A Republican bill passed by the House of Representatives would make it harder to file class actions, curtailing lawyer-driven litigation that provides little benefit to shareholders and consumers, its supporters say.  Plaintiffs’ lawyers and consumer-rights advocates say the legislation would reduce access to the courts and blunt litigation that has improved corporate governance and forced companies to pull unsafe drugs and faulty products from shelves.

Courts regularly bless multimillion-dollar fee awards in recognition of the risk plaintiffs’ firms take by fronting the costs for litigation.  But fee experts said bill-padding is pervasive in class actions and shareholder suits because billing records aren’t reviewed by clients and are scrutinized only when a judge needs to approve a settlement or award fees after trial.

William G. Ross, a law professor at Samford University in Alabama who has written two books on attorney billing, said his most recent survey of lawyers showed that two-thirds were personally aware of bill-padding and more than half admitted they sometimes performed work they otherwise wouldn’t have done had they been charging a flat fee.

Mr. Silow had been working as a contract attorney for at least eight years when staffing agency Abelson Legal Search placed him at the Weiser Law Firm PC in Berwyn, Pa., in 2008, according to a Feb. 3 letter from the firm to Judge Vano.  The law firm was contacted last month by a third party it declined to name and learned that no one with Mr. Silow’s name was listed in a state database of licensed lawyers, Robert B. Weiser, co-founder of the firm, said in the letter.

Mr. Weiser said Mr. Silow presented himself to the firm as Alexander J. Silow, but “was in actuality named Jeffrey M. Silow” and confessed he had been disbarred when the firm confronted him, the letter said.  The firm has since ended its relationship with Mr. Silow and alerted authorities, it said.

Pennsylvania’s attorney discipline office confirmed Mr. Silow was disbarred in 1987 but could provide no additional information.  Mr. Silow didn’t respond to emails and calls seeking comment.  Abelson Legal Search didn’t respond to requests for comment.

Mr. Weiser said in the letter that his firm stands by the accuracy of Mr. Silow’s billing records in the Sprint lawsuit, which alleged the company directors and officers concealed problems created by the merger with Nextel.  The company posted a nearly $30 billion loss as a result of the deal.

The lawsuit sought to claw back profits from former Sprint directors and officers, who it accused of incompetence and self-dealing.  But a settlement reached last year was more modest.  Sprint agreed to changes to its corporate governance and the composition of its board of directors.

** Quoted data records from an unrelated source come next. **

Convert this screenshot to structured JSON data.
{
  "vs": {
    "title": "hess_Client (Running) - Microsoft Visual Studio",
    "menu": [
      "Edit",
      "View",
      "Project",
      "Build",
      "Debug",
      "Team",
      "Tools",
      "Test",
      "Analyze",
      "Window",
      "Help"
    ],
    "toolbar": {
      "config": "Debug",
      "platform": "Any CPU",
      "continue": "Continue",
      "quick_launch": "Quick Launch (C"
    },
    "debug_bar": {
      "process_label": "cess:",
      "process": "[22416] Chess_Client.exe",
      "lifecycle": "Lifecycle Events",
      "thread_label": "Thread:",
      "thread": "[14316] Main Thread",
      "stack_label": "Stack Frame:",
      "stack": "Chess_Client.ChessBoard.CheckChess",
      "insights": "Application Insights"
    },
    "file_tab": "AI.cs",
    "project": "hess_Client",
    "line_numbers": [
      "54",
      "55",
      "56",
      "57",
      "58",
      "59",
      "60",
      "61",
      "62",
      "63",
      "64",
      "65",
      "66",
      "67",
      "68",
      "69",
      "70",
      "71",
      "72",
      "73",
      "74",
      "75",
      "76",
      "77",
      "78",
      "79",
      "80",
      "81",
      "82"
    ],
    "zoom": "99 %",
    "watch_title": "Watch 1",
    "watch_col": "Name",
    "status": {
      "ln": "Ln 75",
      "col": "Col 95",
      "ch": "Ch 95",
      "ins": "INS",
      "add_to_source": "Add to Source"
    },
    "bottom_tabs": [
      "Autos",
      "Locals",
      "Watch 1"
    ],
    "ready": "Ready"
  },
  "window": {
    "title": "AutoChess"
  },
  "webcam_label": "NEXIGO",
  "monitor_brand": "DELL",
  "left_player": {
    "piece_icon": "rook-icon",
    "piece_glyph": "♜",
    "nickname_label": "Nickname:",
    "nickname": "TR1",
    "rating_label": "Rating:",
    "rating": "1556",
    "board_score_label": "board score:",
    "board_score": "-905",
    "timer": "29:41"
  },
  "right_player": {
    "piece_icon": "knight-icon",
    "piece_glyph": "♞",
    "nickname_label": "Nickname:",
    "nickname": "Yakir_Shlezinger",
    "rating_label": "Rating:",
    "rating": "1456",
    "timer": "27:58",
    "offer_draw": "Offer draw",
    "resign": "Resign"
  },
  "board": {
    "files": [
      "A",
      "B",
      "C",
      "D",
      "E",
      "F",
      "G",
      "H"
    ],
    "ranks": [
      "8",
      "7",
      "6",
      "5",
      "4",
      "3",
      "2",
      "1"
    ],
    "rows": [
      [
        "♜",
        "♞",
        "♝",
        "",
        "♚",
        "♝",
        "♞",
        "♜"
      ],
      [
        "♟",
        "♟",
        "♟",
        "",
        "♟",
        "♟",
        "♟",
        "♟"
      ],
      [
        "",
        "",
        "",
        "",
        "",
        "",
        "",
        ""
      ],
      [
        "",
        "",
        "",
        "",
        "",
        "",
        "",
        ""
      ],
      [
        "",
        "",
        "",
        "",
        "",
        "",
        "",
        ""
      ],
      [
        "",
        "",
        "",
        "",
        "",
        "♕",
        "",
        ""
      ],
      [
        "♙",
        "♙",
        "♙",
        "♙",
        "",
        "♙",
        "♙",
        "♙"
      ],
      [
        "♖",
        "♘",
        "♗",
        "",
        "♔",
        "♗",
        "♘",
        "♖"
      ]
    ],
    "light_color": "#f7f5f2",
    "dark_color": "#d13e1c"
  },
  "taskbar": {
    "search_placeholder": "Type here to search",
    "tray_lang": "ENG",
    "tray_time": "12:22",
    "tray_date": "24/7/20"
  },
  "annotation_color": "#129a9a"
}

Judge Vano approved the deal in his November ruling but slashed the proposed legal fees for plaintiffs’ attorneys from $4.25 million to $450,000.  “The focus appears to have been upon an easy, cheap settlement in the first instance,” Judge Vano wrote.

The plaintiffs’ lawyers—Mr. Weiser’s firm, Florida lawyers Alison Leffew and Bruce G. Murphy and the Kansas City firm Dollar Burns & Becker LC—have appealed Judge Vano’s ruling on the fees.  They argued the results of the settlement, rather than the hours billed, justified the amount sought.

In court documents, Mr. Weiser and the other plaintiffs’ lawyers representing a Sprint shareholder said Mr. Silow’s “extensive document review” enabled them to make “well-informed decisions.”

Michael Hartleib, a Sprint shareholder who objected to the settlement, asked the Kansas appeals court last month to return the case to Judge Vano’s court so he can reconsider the deal in light of the new evidence showing Mr. Silow had no license to practice law.